The UN women is working closely with the government of Zimbabwe to end early child marriage.
Editorial Comment

Fight girl-child abuse


IT IS worrying that transaction sex involving young girls is on the increase. 

While a report was done on rural Matabeleland, transaction sex is now rampant across the country and the government must do something to end the scourge that is slowly and surely turning cancerous.

According to statistics from a survey conducted last year in rural Matabeleland, about 

5 000 young girls were impregnated, with many of them ending up as victims of child marriages.

This was attributed to increasing poverty levels in the region as a result of the prevailing harsh economic environment in the country.

“Children are suffering a lot in rural areas as miners and others take advantage of them by engaging in sex with them in return for money for basic needs.

“In Matabeleland North and South — particularly in Nkayi, Bubi, Umguza, Umzingwane and Lupane — I recently conducted a study which revealed that at least 10 girls in each village had fallen pregnant.

“Most of these girls were living in difficult circumstances and so they engaged in transactional sex to survive,” gender and social inclusion specialist at Fathers Against Abuse, Nixon Nembaware, told the Daily News.

What is worrying is that parents were reportedly not chastising their children and in some instances they are reportedly behind the young girls’ shenanigans to earn some money for upkeep of the whole family.

According to a recent report by the Institute of War and Peace Reporting, deep poverty, fuelled in part by increasing inflation, has pushed great numbers of vulnerable Zimbabwean women living in the country’s towns and cities to enter commercial sex work or “transactional” sexual relationships.

The exchange of gifts or money for sex is now common among women aged between 15 and 45 years.

“It is less gifts like perfumes, dresses, haute cuisine dining and jewellery – as in richer and more sophisticated societies – than cash for basics like groceries, rent and school fees for the children of single mothers.
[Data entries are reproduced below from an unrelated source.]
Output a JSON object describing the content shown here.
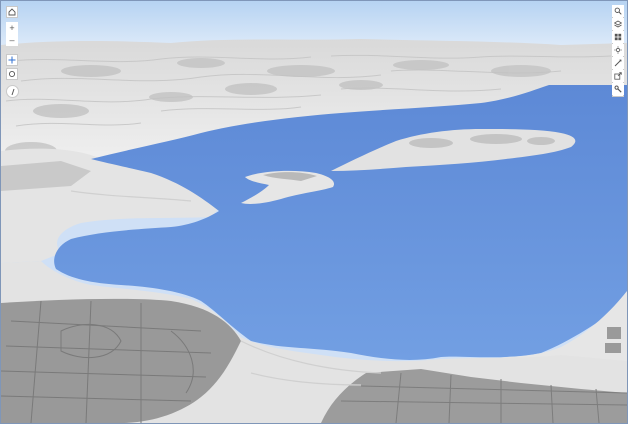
{
  "scene": {
    "sky_top": "#b9d6f3",
    "sky_bottom": "#e8f1fb",
    "water": "#6f9be0",
    "water_dark": "#5f8ad2",
    "terrain": "#e3e3e3",
    "terrain_shadow": "#bdbdbd",
    "city_blocks": "#8f8f8f"
  },
  "toolbar_left": {
    "home": {
      "icon": "home-icon"
    },
    "zoom_in": {
      "label": "+",
      "icon": "plus-icon"
    },
    "zoom_out": {
      "label": "–",
      "icon": "minus-icon"
    },
    "navigate": {
      "icon": "pan-icon",
      "active": true
    },
    "rotate": {
      "icon": "rotate-icon"
    },
    "compass": {
      "icon": "compass-icon"
    }
  },
  "toolbar_right": {
    "search": {
      "icon": "search-icon"
    },
    "layers": {
      "icon": "layers-icon"
    },
    "basemap": {
      "icon": "basemap-grid-icon"
    },
    "daylight": {
      "icon": "daylight-icon"
    },
    "measure": {
      "icon": "measure-icon"
    },
    "share": {
      "icon": "share-icon"
    },
    "settings": {
      "icon": "wrench-icon"
    }
  }
}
Some have dared to demand cars in exchange for sex.

“The phenomenon, in a culture where all social indicators indicate catastrophic decline, reflects… “something for something in love.”

Transaction sex involving young girls is a three in the battle against HIV and Aids.

It is despicable and should be proscribed by all right thinking Zimbabweans.

The government has to take concrete measures to ensure an end to child prostitution. Perpetrators of such must be gaoled for a long time as a deterrent to would-be offenders.